K-Means
Fast and scalable algorithm that partitions data into k clusters by minimizing within-cluster variance
Fast and scalable algorithm that partitions data into k clusters by minimizing within-cluster variance.
When to use:
- Know approximately how many clusters to expect
- Clusters are roughly spherical and similar size
- Need fast results on large datasets
- Good starting point for exploration
Strengths: Very fast, scalable to large datasets, simple and interpretable, consistent results Weaknesses: Must specify k in advance, assumes spherical clusters, sensitive to outliers, poor with varying cluster sizes
Model Parameters
N Clusters (default: 8, required) Number of clusters to form. This is the most important parameter.
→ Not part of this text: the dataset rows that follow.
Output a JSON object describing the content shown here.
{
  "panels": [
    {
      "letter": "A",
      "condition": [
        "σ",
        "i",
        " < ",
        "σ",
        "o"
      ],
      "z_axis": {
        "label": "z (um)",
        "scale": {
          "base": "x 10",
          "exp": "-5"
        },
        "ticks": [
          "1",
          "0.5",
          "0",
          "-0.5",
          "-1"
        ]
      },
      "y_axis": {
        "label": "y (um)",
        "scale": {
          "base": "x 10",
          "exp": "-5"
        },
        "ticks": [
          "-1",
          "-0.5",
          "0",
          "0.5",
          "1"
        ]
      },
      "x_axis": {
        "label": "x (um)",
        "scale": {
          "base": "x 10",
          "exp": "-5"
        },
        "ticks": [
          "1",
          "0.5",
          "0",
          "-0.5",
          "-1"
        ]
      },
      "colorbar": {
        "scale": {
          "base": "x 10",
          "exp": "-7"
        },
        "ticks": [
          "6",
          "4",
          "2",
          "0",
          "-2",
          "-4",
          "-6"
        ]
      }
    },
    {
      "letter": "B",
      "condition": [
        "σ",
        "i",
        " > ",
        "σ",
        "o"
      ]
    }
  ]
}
- Too low: Merges distinct groups
- Too high: Splits natural groups
- Use elbow method or silhouette analysis to find optimal k
Init Method (default: "k-means++") How to initialize cluster centers:
- k-means++: Smart initialization (default, better convergence)
- random: Random initialization (faster but may give poor results)
Max Iterations (default: 300) Maximum number of iterations for convergence.
- 100-300: Usually sufficient
- 500+: For difficult datasets or large k
Random State (default: 42) Seed for reproducibility. Keep consistent for comparable results.